This is a big surprise, for everyone I think!!
I have about an hour before I need to leave the house, so I thought I'd write something here, since the day is foggy and so damp, dark, and goth. (lol).
I have many things I want to write, and nothing, at the same time.
I woke up today trying to suppress a panic attack.
I feel like drowning again, in my own life.
I kinda feel angry and desperate. I feel cheated from life.
For the past 9 months I have been working as a housekeeper/cleaner, for a family here in London.
They are really good people, and I enjoy working there, as much as anyone can enjoy cleaning someone else's toilet. Yeah.
Yesterday I started working for another member of that family, that lives nearby, because they needed a cleaner too. As we were talking casually, before I started working, they told me that they were stressed to be on time before I arrived at their house at noon, because they were out doing chores, but another member of the family told them there is not need to be stressed to come back in time, since I'm never on time anyway.
Ah. That kinda struck me as terribly rude. But I didn't say anything other that I wanted to give them time today to come back without having to worry if I was kept waiting, so that's why I arrived at 12:20, instead of 12. They didn't say it to offend me, it was quite clear that it slipped out and was meant to be a nasty comment.
But it did hurt me. In the 9 months that I've been working for them, I have never caused them any troubles with being or not being on time. Usually when I'm there working, they are not even at home. And I leave before they get back. I'm never in the way, and I haven't had any complaints. At the end of the day, the person that made that comment, is never at home when I'm there working anyway, SO WTF??!?!?!?

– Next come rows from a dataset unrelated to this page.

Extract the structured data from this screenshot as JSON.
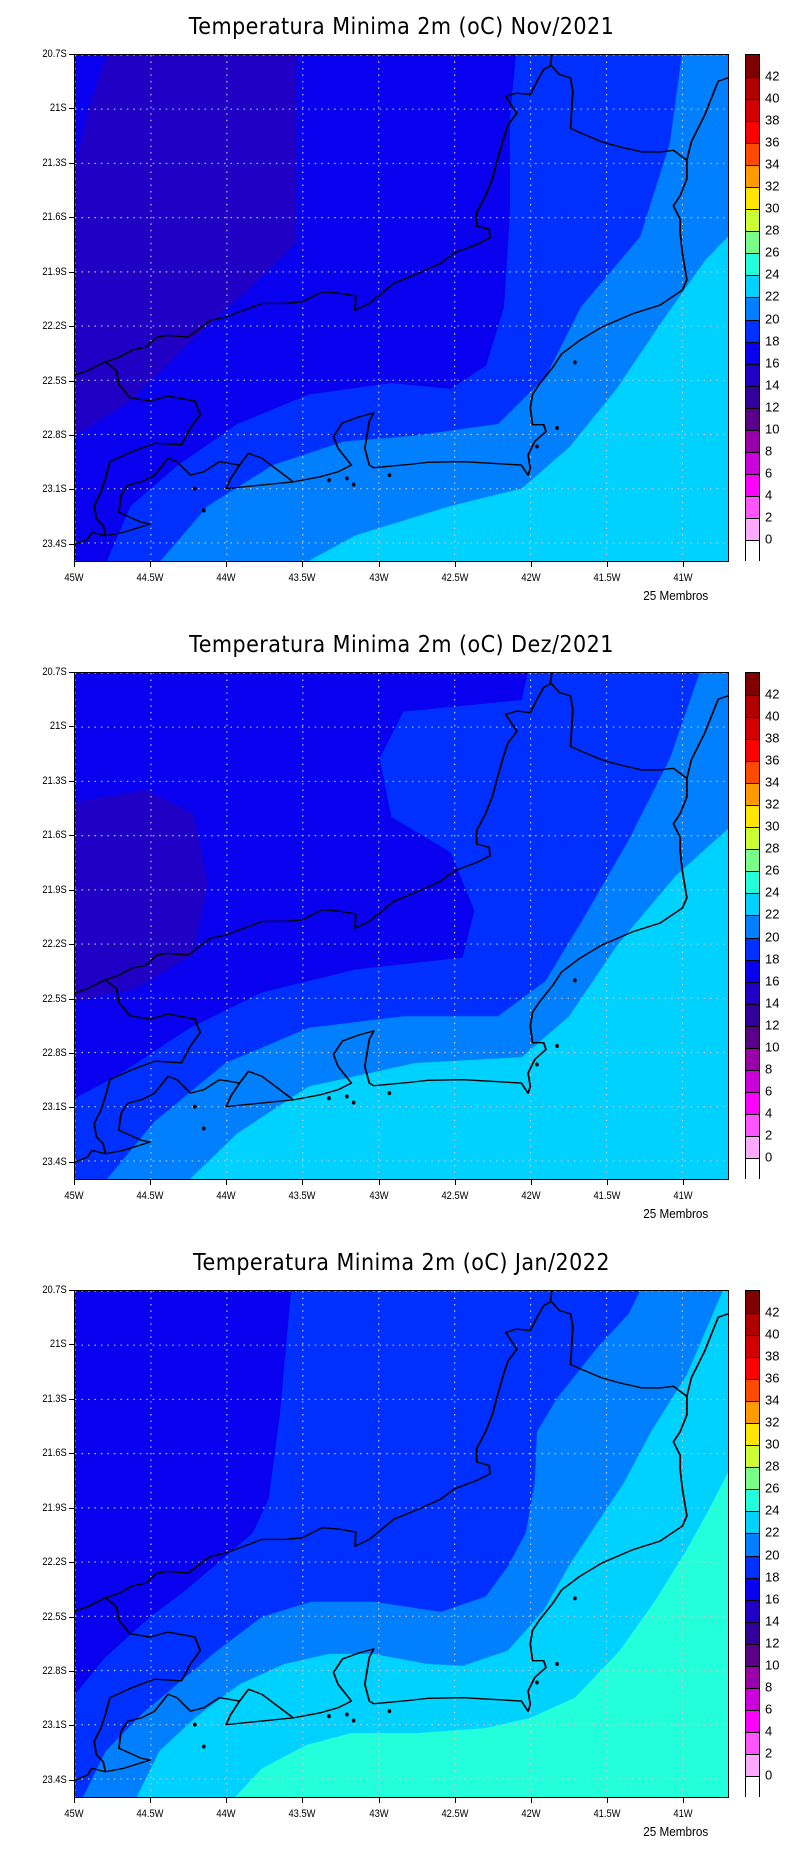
{
  "panels": [
    {
      "title": "Temperatura Minima 2m (oC) Nov/2021",
      "footer": "25 Membros"
    },
    {
      "title": "Temperatura Minima 2m (oC) Dez/2021",
      "footer": "25 Membros"
    },
    {
      "title": "Temperatura Minima 2m (oC) Jan/2022",
      "footer": "25 Membros"
    }
  ],
  "chart_data": {
    "type": "heatmap",
    "variable": "Temperatura Minima 2m (oC)",
    "months": [
      "Nov/2021",
      "Dez/2021",
      "Jan/2022"
    ],
    "xlim": [
      -45,
      -40.7
    ],
    "ylim": [
      -23.5,
      -20.7
    ],
    "x_ticks": [
      -45,
      -44.5,
      -44,
      -43.5,
      -43,
      -42.5,
      -42,
      -41.5,
      -41
    ],
    "x_tick_labels": [
      "45W",
      "44.5W",
      "44W",
      "43.5W",
      "43W",
      "42.5W",
      "42W",
      "41.5W",
      "41W"
    ],
    "y_ticks": [
      -20.7,
      -21,
      -21.3,
      -21.6,
      -21.9,
      -22.2,
      -22.5,
      -22.8,
      -23.1,
      -23.4
    ],
    "y_tick_labels": [
      "20.7S",
      "21S",
      "21.3S",
      "21.6S",
      "21.9S",
      "22.2S",
      "22.5S",
      "22.8S",
      "23.1S",
      "23.4S"
    ],
    "grid": true,
    "colorbar": {
      "labels": [
        "0",
        "2",
        "4",
        "6",
        "8",
        "10",
        "12",
        "14",
        "16",
        "18",
        "20",
        "22",
        "24",
        "26",
        "28",
        "30",
        "32",
        "34",
        "36",
        "38",
        "40",
        "42"
      ],
      "colors": [
        "#ffffff",
        "#ffaaff",
        "#ff55ff",
        "#ff00ff",
        "#cc00dd",
        "#9900aa",
        "#5a0088",
        "#320099",
        "#2000c4",
        "#0800ee",
        "#0030ff",
        "#0080ff",
        "#00d2ff",
        "#22ffda",
        "#77ff88",
        "#ccff33",
        "#ffe600",
        "#ff9a00",
        "#ff4a00",
        "#ff0000",
        "#d20000",
        "#b00000",
        "#7f0000"
      ]
    },
    "ranges_per_month": {
      "Nov/2021": {
        "min_class": "14-16",
        "max_class": "22-24"
      },
      "Dez/2021": {
        "min_class": "14-16",
        "max_class": "22-24"
      },
      "Jan/2022": {
        "min_class": "16-18",
        "max_class": "24-26"
      }
    }
  }
}
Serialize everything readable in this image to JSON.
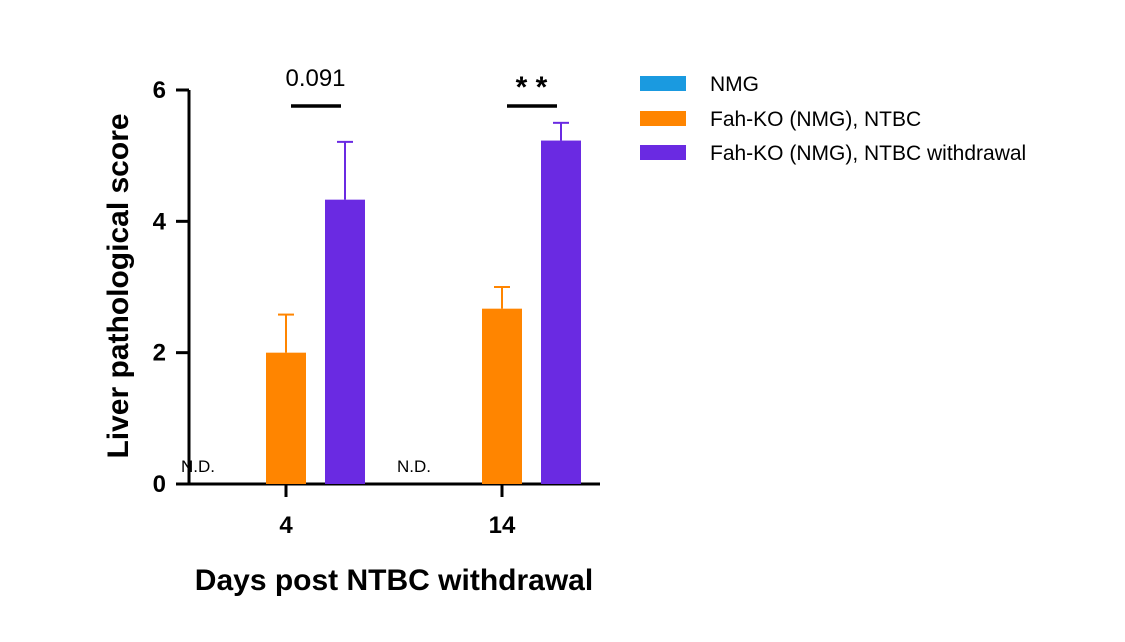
{
  "chart_data": {
    "type": "bar",
    "xlabel": "Days post NTBC withdrawal",
    "ylabel": "Liver pathological score",
    "categories": [
      "4",
      "14"
    ],
    "ylim": [
      0,
      6
    ],
    "yticks": [
      0,
      2,
      4,
      6
    ],
    "grid": false,
    "legend_position": "top-right",
    "series": [
      {
        "name": "NMG",
        "color": "#1a9ae0",
        "values": [
          0,
          0
        ],
        "errors": [
          0,
          0
        ],
        "labels": [
          "N.D.",
          "N.D."
        ]
      },
      {
        "name": "Fah-KO (NMG), NTBC",
        "color": "#ff8500",
        "values": [
          2.0,
          2.67
        ],
        "errors": [
          0.58,
          0.33
        ]
      },
      {
        "name": "Fah-KO (NMG), NTBC withdrawal",
        "color": "#6a2ae2",
        "values": [
          4.33,
          5.23
        ],
        "errors": [
          0.88,
          0.27
        ]
      }
    ],
    "annotations": [
      {
        "category": "4",
        "text": "0.091",
        "style": "pvalue"
      },
      {
        "category": "14",
        "text": "* *",
        "style": "stars"
      }
    ]
  }
}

9 months of scrubbing their toilet, and folding their underwear and doing their laundry, and washing their dirty dishes, working when they are not at home so I'm not in the way, and this is the thanks I get.
Yeah, I speak 3 languages, I have 2 degrees, etc etc etc, and I can't get a job in my field, and I have to be a cleaner because that's all I got right now, that and Jobseeker's Allowance, (oh the excitement), and that is the thanks I get.
Well thank you Life.
No, really, thanks.
For bringing me to a foreign country, for letting me spend years and years, and so much money and stress, to study to become something better, to have a better future, and instead clean toilets, and have these awesome comments told behind my back. For 8 pounds per hour.

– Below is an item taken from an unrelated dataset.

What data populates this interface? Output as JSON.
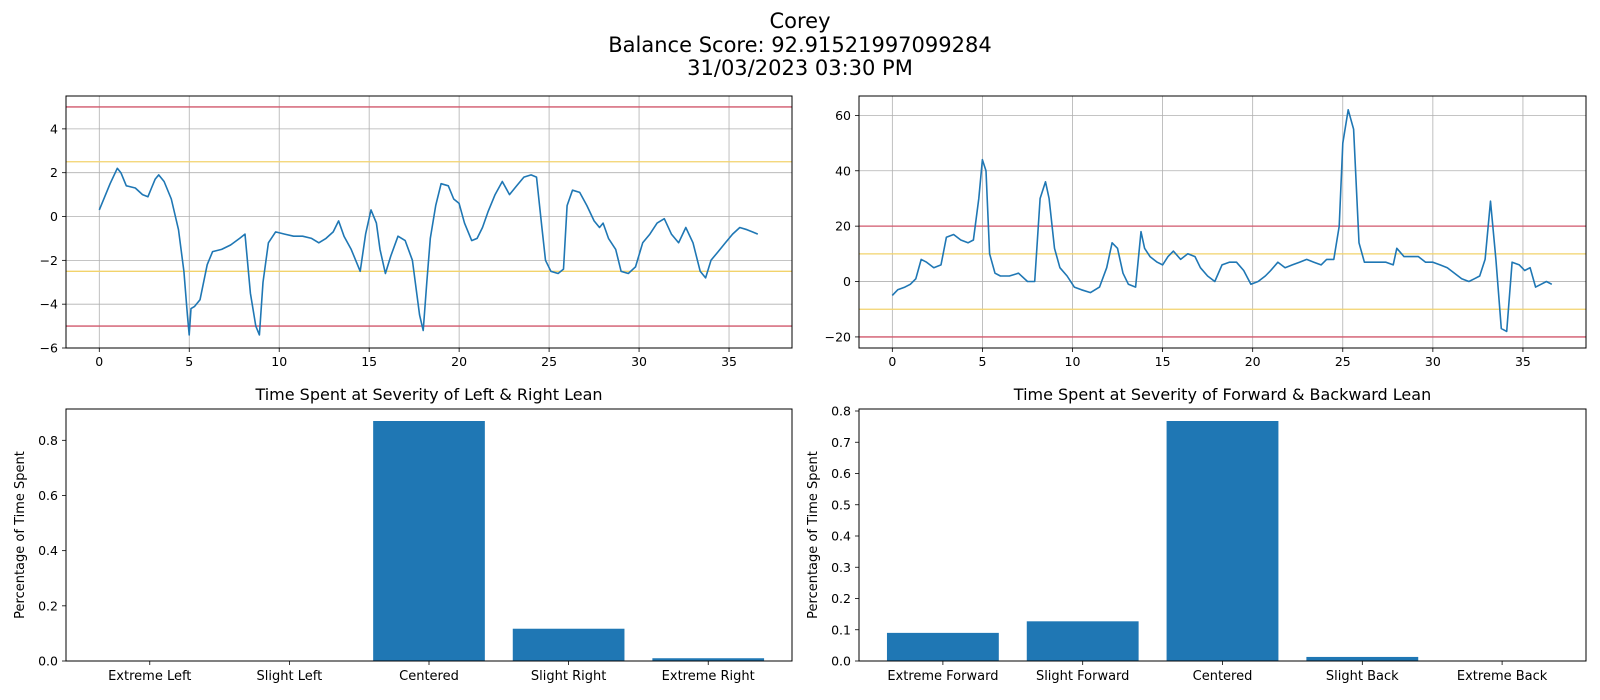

Guess what, I woke up panicking, because I have an appointment at Job Center in the afternoon. To be treated once again like the scum of the earth, by the employees there. Anyone living in the UK knows what I'm talking about.
If that is not sad, I don't know what is.
So my 100th post is angry and sad and desperate. Because that's how my life is right now.
I feel like no matter what I do, I'm just stuck. I can't progress, and my "career" is a distant blurry dream.